After Fulkerson retired in 1969, Farm Bureau Board of Director Dan Poulson was selected to serve on The Clearing board of directors. He had become aware of The Clearing when he served as the WBFB Young Farmers chair.
He also recalls when Mertha had traveled to Madison and talked to the Farm Bureau Board of Directors about managing The Clearing. Curtis Hatch was WFBF President.
“The board members were interested in protecting the folklore of Wisconsin and Farm Bureau was involved in getting people together, providing ag supplies and offering insurance,” said Poulson. “Providing farmers with what they needed. By giving management of The Clearing to the Farm Bureau, it was a great effort.”
Poulson said that initially, some of the members of the Friends of The Clearing were skeptical about Farm Bureau’s involvement and they weren’t sure that it had anything to offer.
But with the Farm Bureau managing The Clearing, two chalets were built and besides offering classes for young Farm Bureau members, Rural Mutual Insurance agents were given an incentive of stays at The Clearing if they met goals.
“I find that The Clearing is a very romantic place,” said Poulson. “One that draws you closer and closer every time you visit. I believe that it’s because of the people who nurtured it and took care of it.”

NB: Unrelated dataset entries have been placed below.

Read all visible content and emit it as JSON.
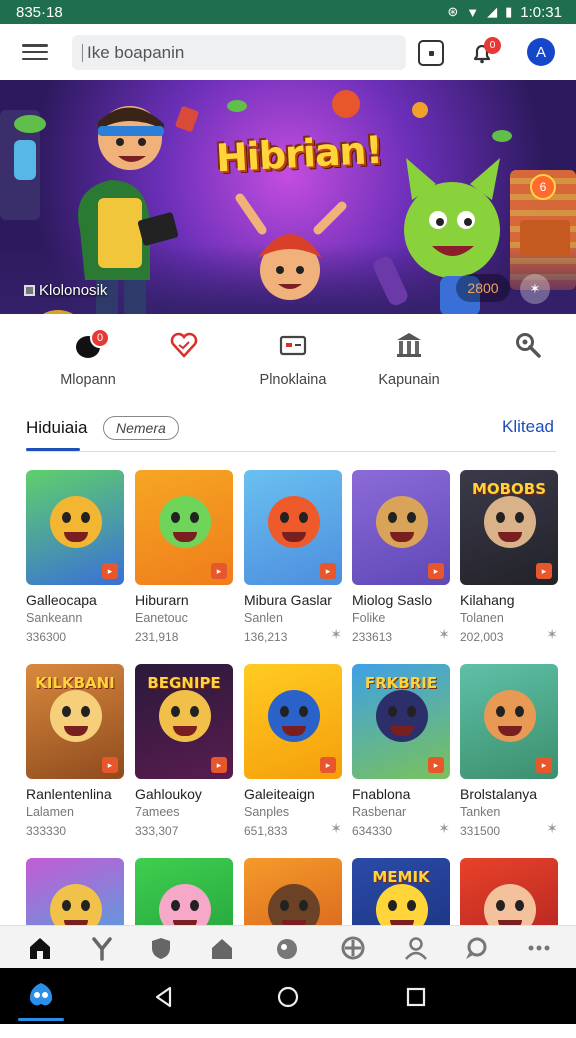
{
  "status_bar": {
    "time": "835·18",
    "right_time": "1:0:31"
  },
  "search": {
    "placeholder": "Ike boapanin"
  },
  "notifications": {
    "badge": "0"
  },
  "profile": {
    "initial": "A"
  },
  "hero": {
    "title": "Hibrian!",
    "caption": "Klolonosik",
    "pill": "2800",
    "balloon": "6"
  },
  "categories": [
    {
      "label": "Mlopann",
      "badge": "0"
    },
    {
      "label": ""
    },
    {
      "label": "Plnoklaina"
    },
    {
      "label": "Kapunain"
    },
    {
      "label": ""
    }
  ],
  "section": {
    "title": "Hiduiaia",
    "chip": "Nemera",
    "link": "Klitead"
  },
  "games": [
    {
      "name": "Galleocapa",
      "sub": "Sankeann",
      "num": "336300",
      "thumb_title": ""
    },
    {
      "name": "Hiburarn",
      "sub": "Eanetouc",
      "num": "231,918",
      "thumb_title": ""
    },
    {
      "name": "Mibura Gaslar",
      "sub": "Sanlen",
      "num": "136,213",
      "thumb_title": ""
    },
    {
      "name": "Miolog Saslo",
      "sub": "Folike",
      "num": "233613",
      "thumb_title": ""
    },
    {
      "name": "Kilahang",
      "sub": "Tolanen",
      "num": "202,003",
      "thumb_title": "MOBOBS"
    },
    {
      "name": "Ranlentenlina",
      "sub": "Lalamen",
      "num": "333330",
      "thumb_title": "KILKBANI"
    },
    {
      "name": "Gahloukoy",
      "sub": "7amees",
      "num": "333,307",
      "thumb_title": "BEGNIPE"
    },
    {
      "name": "Galeiteaign",
      "sub": "Sanples",
      "num": "651,833",
      "thumb_title": ""
    },
    {
      "name": "Fnablona",
      "sub": "Rasbenar",
      "num": "634330",
      "thumb_title": "FRKBRIE"
    },
    {
      "name": "Brolstalanya",
      "sub": "Tanken",
      "num": "331500",
      "thumb_title": ""
    },
    {
      "name": "",
      "sub": "",
      "num": "",
      "thumb_title": ""
    },
    {
      "name": "",
      "sub": "",
      "num": "",
      "thumb_title": ""
    },
    {
      "name": "",
      "sub": "",
      "num": "",
      "thumb_title": ""
    },
    {
      "name": "",
      "sub": "",
      "num": "",
      "thumb_title": "MEMIK"
    },
    {
      "name": "",
      "sub": "",
      "num": "",
      "thumb_title": ""
    }
  ],
  "thumb_colors": [
    [
      "#5fd06a",
      "#3a6fd8",
      "#f2b632"
    ],
    [
      "#f6a623",
      "#ef7d1b",
      "#6fd45a"
    ],
    [
      "#6ac0f0",
      "#4c8ede",
      "#ef5a2a"
    ],
    [
      "#8c6bd8",
      "#5d48b6",
      "#d9a45a"
    ],
    [
      "#3b3a4a",
      "#222229",
      "#d9b28a"
    ],
    [
      "#d98a3e",
      "#8f4a1e",
      "#f5cf7a"
    ],
    [
      "#2a1a3a",
      "#591c4f",
      "#f0c04a"
    ],
    [
      "#ffcc22",
      "#f59e0b",
      "#2b62c9"
    ],
    [
      "#3fa0e6",
      "#79c25a",
      "#2d2f6a"
    ],
    [
      "#5fc0a8",
      "#3b8f6c",
      "#e89a55"
    ],
    [
      "#c45cd4",
      "#3ab0e0",
      "#f0c24a"
    ],
    [
      "#3fcf4f",
      "#1f9a3a",
      "#f5a8c8"
    ],
    [
      "#f59b2a",
      "#d2581c",
      "#6b4226"
    ],
    [
      "#2a4ba8",
      "#1a2f78",
      "#ffd53a"
    ],
    [
      "#e8422a",
      "#a81f1f",
      "#f3c19b"
    ]
  ]
}
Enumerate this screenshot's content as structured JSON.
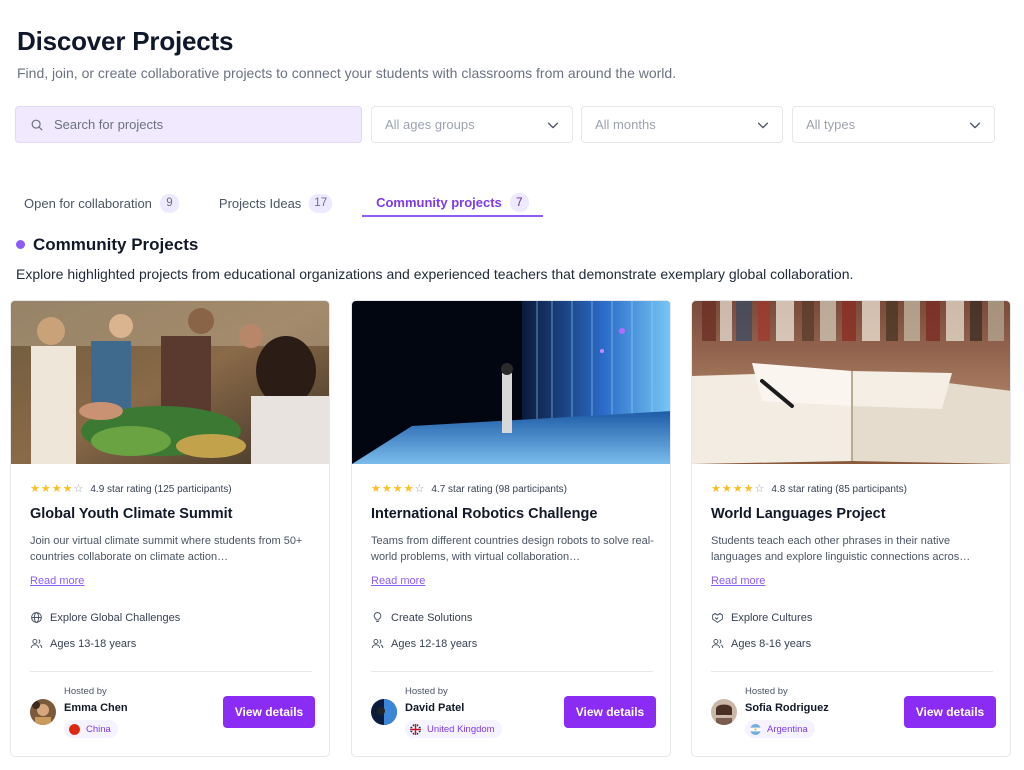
{
  "page": {
    "title": "Discover Projects",
    "subtitle": "Find, join, or create collaborative projects to connect your students with classrooms from around the world."
  },
  "filters": {
    "search_placeholder": "Search for projects",
    "age_group": "All ages groups",
    "months": "All months",
    "types": "All types"
  },
  "tabs": [
    {
      "label": "Open for collaboration",
      "count": "9",
      "active": false
    },
    {
      "label": "Projects Ideas",
      "count": "17",
      "active": false
    },
    {
      "label": "Community projects",
      "count": "7",
      "active": true
    }
  ],
  "section": {
    "title": "Community Projects",
    "description": "Explore highlighted projects from educational organizations and experienced teachers that demonstrate exemplary global collaboration."
  },
  "colors": {
    "accent": "#8b2cf5",
    "accent_light": "#f1e9fd",
    "star": "#fbbf24"
  },
  "cards": [
    {
      "rating": "4.9 star rating (125 participants)",
      "stars_filled": 4,
      "title": "Global Youth Climate Summit",
      "description": "Join our virtual climate summit where students from 50+ countries collaborate on climate action…",
      "read_more": "Read more",
      "meta1_icon": "globe-icon",
      "meta1": "Explore Global Challenges",
      "meta2_icon": "users-icon",
      "meta2": "Ages 13-18 years",
      "hosted_by_label": "Hosted by",
      "host_name": "Emma Chen",
      "country": "China",
      "country_flag": "china-flag-icon",
      "button": "View details"
    },
    {
      "rating": "4.7 star rating (98 participants)",
      "stars_filled": 4,
      "title": "International Robotics Challenge",
      "description": "Teams from different countries design robots to solve real-world problems, with virtual collaboration…",
      "read_more": "Read more",
      "meta1_icon": "lightbulb-icon",
      "meta1": "Create Solutions",
      "meta2_icon": "users-icon",
      "meta2": "Ages 12-18 years",
      "hosted_by_label": "Hosted by",
      "host_name": "David Patel",
      "country": "United Kingdom",
      "country_flag": "uk-flag-icon",
      "button": "View details"
    },
    {
      "rating": "4.8 star rating (85 participants)",
      "stars_filled": 4,
      "title": "World Languages Project",
      "description": "Students teach each other phrases in their native languages and explore linguistic connections acros…",
      "read_more": "Read more",
      "meta1_icon": "handshake-icon",
      "meta1": "Explore Cultures",
      "meta2_icon": "users-icon",
      "meta2": "Ages 8-16 years",
      "hosted_by_label": "Hosted by",
      "host_name": "Sofia Rodriguez",
      "country": "Argentina",
      "country_flag": "argentina-flag-icon",
      "button": "View details"
    }
  ]
}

In 1988, the Farm Bureau and the Friends of The Clearing decided that it was time for The Clearing to become an independent, non-profit corporation. The members of the Friends of The Clearing fundraised $500,000 for upkeep of The Clearing.
“At the time, Farm Bureau President Don Haldeman and the Farm Bureau’s attorney Don Willink wrote the transition from the Farm Bureau to the Friends of the Clearing,” recalled Poulson. “Tim Stone who was president of The Clearing board of directors was pleased with Farm Bureau and what it had done. If not for the Farm Bureau, it is thought that The Clearing wouldn’t exist.”

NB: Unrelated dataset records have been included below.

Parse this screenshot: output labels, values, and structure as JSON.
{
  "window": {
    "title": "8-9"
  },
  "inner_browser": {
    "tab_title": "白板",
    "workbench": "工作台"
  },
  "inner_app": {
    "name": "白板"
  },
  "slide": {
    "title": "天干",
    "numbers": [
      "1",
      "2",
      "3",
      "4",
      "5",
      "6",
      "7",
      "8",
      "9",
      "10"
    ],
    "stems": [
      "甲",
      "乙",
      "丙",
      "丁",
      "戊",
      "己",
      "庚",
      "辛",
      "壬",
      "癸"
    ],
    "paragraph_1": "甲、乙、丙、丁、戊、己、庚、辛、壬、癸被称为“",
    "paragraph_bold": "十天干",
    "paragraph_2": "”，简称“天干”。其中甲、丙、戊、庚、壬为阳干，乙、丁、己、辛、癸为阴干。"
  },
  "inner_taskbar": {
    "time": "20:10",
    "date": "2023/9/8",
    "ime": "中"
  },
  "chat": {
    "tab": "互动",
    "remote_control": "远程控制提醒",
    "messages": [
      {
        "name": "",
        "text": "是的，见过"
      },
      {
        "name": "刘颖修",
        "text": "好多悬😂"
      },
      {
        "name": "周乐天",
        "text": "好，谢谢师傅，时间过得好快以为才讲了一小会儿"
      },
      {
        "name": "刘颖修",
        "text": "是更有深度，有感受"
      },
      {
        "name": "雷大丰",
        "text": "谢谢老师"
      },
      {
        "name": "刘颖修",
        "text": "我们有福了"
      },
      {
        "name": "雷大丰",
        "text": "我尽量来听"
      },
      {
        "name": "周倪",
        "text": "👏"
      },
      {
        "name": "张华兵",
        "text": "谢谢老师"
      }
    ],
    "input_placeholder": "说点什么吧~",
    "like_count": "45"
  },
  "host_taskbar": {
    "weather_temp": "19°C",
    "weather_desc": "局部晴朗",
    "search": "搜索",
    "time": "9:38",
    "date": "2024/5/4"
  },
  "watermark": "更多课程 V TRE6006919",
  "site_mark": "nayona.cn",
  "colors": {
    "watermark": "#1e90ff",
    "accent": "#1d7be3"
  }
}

In December, Poulson has served on The Clearing board of directors for 50 years and he believes that The Clearing is a shining star in Door County and in Farm Bureau’s history.
“I enjoyed serving on the board and watching it grow with great leadership,” added Poulson. “We are blessed with the right people, at the right time who recognized the importance of The Clearing and it worked quite well. Executive Director Mike Schneider and the rest of the staff do an amazing job.”

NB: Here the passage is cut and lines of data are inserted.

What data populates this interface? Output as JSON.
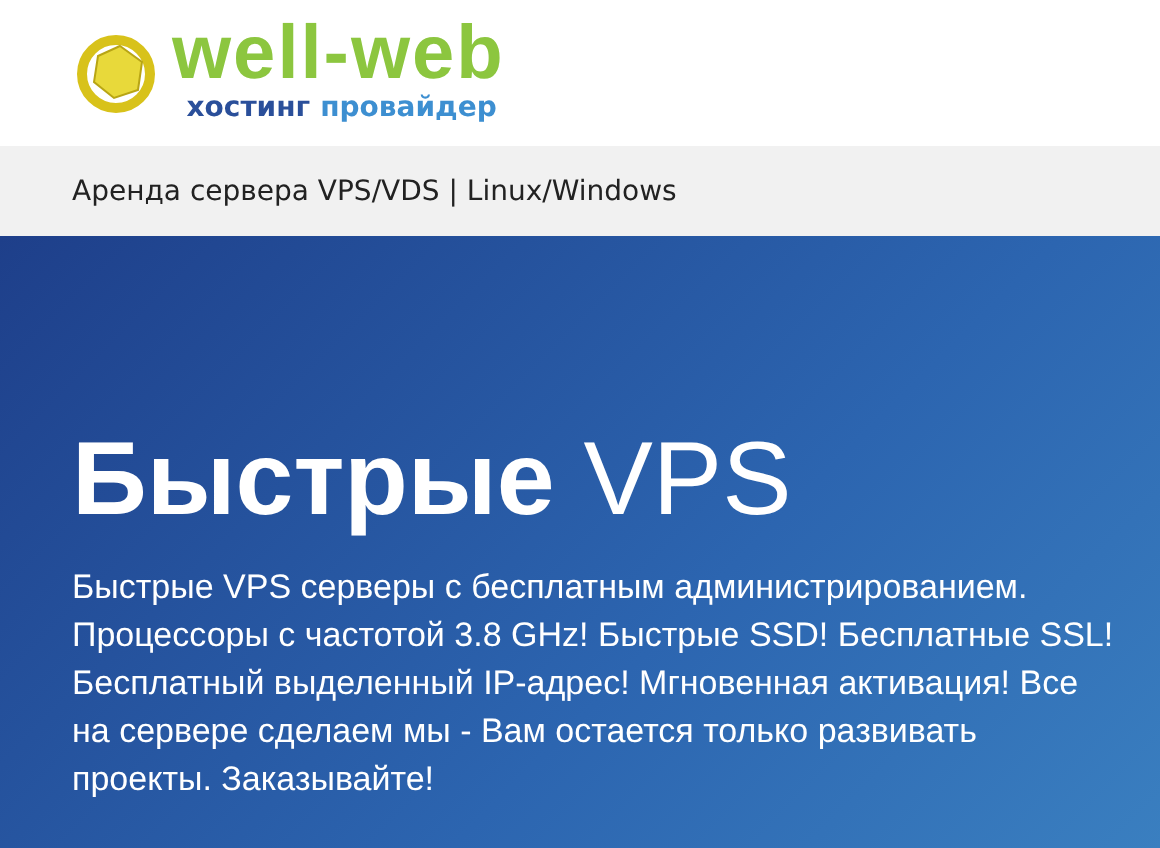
{
  "logo": {
    "name": "well-web",
    "tagline": [
      "хостинг",
      "провайдер"
    ]
  },
  "breadcrumb": "Аренда сервера VPS/VDS | Linux/Windows",
  "hero": {
    "title": "**Быстрые** VPS",
    "text": "Быстрые VPS серверы с бесплатным администрированием. Процессоры с частотой 3.8 GHz! Быстрые SSD! Бесплатные SSL! Бесплатный выделенный IP-адрес! Мгновенная активация! Все на сервере сделаем мы - Вам остается только развивать проекты. Заказывайте!"
  }
}
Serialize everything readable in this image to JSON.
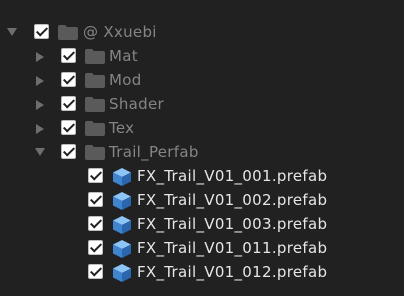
{
  "tree": {
    "root": {
      "label": "@ Xxuebi",
      "expanded": true,
      "checked": true,
      "icon": "folder-icon"
    },
    "folders": [
      {
        "label": "Mat",
        "expanded": false,
        "checked": true,
        "icon": "folder-icon"
      },
      {
        "label": "Mod",
        "expanded": false,
        "checked": true,
        "icon": "folder-icon"
      },
      {
        "label": "Shader",
        "expanded": false,
        "checked": true,
        "icon": "folder-icon"
      },
      {
        "label": "Tex",
        "expanded": false,
        "checked": true,
        "icon": "folder-icon"
      },
      {
        "label": "Trail_Perfab",
        "expanded": true,
        "checked": true,
        "icon": "folder-icon"
      }
    ],
    "files": [
      {
        "label": "FX_Trail_V01_001.prefab",
        "checked": true,
        "icon": "prefab-cube-icon"
      },
      {
        "label": "FX_Trail_V01_002.prefab",
        "checked": true,
        "icon": "prefab-cube-icon"
      },
      {
        "label": "FX_Trail_V01_003.prefab",
        "checked": true,
        "icon": "prefab-cube-icon"
      },
      {
        "label": "FX_Trail_V01_011.prefab",
        "checked": true,
        "icon": "prefab-cube-icon"
      },
      {
        "label": "FX_Trail_V01_012.prefab",
        "checked": true,
        "icon": "prefab-cube-icon"
      }
    ]
  },
  "colors": {
    "background": "#212121",
    "folder": "#5a5a5a",
    "dim_text": "#858585",
    "bright_text": "#e6e6e6",
    "prefab_blue": "#4a90d9"
  }
}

Poulson added that now discussions of the board members involve keeping the sense of harmony in promoting The Clearing with its mission. The board members also review the classes three times during the year.
Erik Rinkleff, the assistant director for the Clearing, said you won’t find many more people as passionate about The Clearing than Dan Poulson.
“Because he has served on the board for 50 years, he has helped guide The Clearing through some very challenging times,” said Erik. “He helped guide the management of The Clearing from Mertha Fulkerson (Jensen’s successor), three resident managers and ultimately to our executive director. By remaining on the board, he was instrumental in the transition from the Farm Bureau board to The Clearing Board in the late 1980s.”
Poulson also served as Jefferson County Farm Bureau president; on the Palmyra School Board; on the WFBF Farm Bureau Board of Directors starting in1969, serving as Vice President for 20 years and as President for 12 years starting when Don Haldeman left to serve as the Chief Executive Officer of Rural Mutual. Poulson retired from Farm Bureau in 2003 and continued to serve on the Department of Natural Resources board of directors and on The Clearings board of directors.
Dan and his wife Jean are active members of the Palmyra United Methodist Church and are grandparents to 20 grand children and 13 great-grandchildren.